Orstein menambahkan, isu kebijakan luar negeri jarang sekali menimbulkan dampak pada pemilu. Namun, dapat membuat perbedaan ketika persaingan berlangsung sangat ketat. Seorang pemilih independen di New Hampshire, Isaac Geer, mengatakan, ia belum menentukan pilihan antara Biden atau Trump.
“Hal terbesar yang saya menjadi pertimbangan utama saya dalam pemilu kali ini adalah kebijakan luar negeri. Sangat penting bagi saya agar kita tidak terlibat dalam perang di luar negeri, menekan pengeluaran militer, dan membawa pulang atau mempertahankan pasukan kita di Amerika saja,” bebernya.
Rencana Trump untuk menyelesaikan krisis Gaza masih belum jelas. Setidaknya, selama menjabat sebagai orang nomor satu AS, Trump pernah membuat aturan melarang imigran Muslim masuk AS.
Bagi para aktivis Muslim, ini adalah pilihan yang sulit. Salah satu penggagas gerakan “Abandon Biden” atau “Tinggalkan Biden” di kalangan pemilih Muslim, Hassan Abdel Salam menyebut Trump lebih baik jika dibandingkan Biden.
“Trump melarang teman, kolega dan keluarga kami memasuki Amerika. Tetapi Biden justru membunuh mereka. Empat tahun di bawah pemerintahan Republik tidak sebanding dengan satu hari di Gaza, ini argumen yang muncul di dalam komunitas kami. Bahwa kami selalu harus berkorban,” ujarnya.
Jajak pendapat nasional Reuters/Ipsos terhadap 1.250 orang dewasa ASmenunjukkan, Trump unggul atas Biden dengan perolehan suara 40 persen berbanding 34 persen. Sedangkansisanya tidak yakin atau berencana memilih orang lain atau tidak memilih siapa pun. Jajak pendapat tersebut memiliki margin kesalahan tiga persen. Hal ini menunjukkan keuntungan bagi Trump.

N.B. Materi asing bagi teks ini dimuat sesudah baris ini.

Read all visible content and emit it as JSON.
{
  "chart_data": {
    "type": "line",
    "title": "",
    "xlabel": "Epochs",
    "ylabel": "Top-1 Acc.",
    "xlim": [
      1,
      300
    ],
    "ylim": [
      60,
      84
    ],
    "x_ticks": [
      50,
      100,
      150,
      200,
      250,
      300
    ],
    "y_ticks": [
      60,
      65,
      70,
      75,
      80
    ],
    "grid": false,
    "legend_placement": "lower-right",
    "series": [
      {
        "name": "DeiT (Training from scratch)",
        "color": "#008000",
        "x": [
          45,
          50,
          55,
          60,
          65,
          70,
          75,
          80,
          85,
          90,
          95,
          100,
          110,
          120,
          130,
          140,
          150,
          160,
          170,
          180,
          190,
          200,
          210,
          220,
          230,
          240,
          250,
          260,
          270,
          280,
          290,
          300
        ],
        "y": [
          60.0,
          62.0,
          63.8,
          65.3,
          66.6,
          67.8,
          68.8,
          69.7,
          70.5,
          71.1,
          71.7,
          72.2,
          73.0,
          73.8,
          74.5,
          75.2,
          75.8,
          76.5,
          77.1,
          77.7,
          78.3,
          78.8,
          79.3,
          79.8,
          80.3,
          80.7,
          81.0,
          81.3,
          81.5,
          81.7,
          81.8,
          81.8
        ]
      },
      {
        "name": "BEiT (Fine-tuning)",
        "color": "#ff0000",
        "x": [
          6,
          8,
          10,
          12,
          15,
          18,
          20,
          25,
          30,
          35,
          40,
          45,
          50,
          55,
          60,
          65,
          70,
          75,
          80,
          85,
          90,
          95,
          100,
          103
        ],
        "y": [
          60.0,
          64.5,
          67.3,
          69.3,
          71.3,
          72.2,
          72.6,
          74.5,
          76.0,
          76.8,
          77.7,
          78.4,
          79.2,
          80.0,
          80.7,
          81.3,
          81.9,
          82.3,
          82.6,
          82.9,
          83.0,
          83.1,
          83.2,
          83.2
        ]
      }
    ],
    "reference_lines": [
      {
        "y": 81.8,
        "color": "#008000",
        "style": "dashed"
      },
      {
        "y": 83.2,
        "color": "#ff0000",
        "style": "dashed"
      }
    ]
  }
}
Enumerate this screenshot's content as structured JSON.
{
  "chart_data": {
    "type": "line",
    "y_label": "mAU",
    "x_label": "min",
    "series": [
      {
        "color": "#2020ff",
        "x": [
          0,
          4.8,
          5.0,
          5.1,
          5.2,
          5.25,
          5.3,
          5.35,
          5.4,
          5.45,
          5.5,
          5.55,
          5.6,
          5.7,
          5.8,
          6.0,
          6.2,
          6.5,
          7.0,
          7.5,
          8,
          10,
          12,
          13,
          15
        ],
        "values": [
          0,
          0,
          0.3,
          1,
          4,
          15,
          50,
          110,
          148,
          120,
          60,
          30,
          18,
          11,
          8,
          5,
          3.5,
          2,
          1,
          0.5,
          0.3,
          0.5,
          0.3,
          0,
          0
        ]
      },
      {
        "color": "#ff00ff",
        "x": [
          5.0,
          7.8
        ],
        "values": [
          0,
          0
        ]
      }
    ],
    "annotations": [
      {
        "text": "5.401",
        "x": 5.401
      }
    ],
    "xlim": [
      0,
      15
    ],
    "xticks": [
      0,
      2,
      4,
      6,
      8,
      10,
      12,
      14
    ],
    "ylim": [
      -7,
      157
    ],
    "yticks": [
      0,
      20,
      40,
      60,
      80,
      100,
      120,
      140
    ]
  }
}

“Saya tidak suka berpikir bahwa kita terus-menerus menghadapi dua hal buruk,” ujar Kimberly Sofge (56), pemilih yang bekerja sebagai manajer proyek di Washington, DC. “Sejujurnya saya merasa kita bisa berbuat lebih baik,” sambungnya.
Warga Washington lainnya, Whitney Tallaraci, menjadi salah satu pemilih yang mempertimbangkan alternatif lain.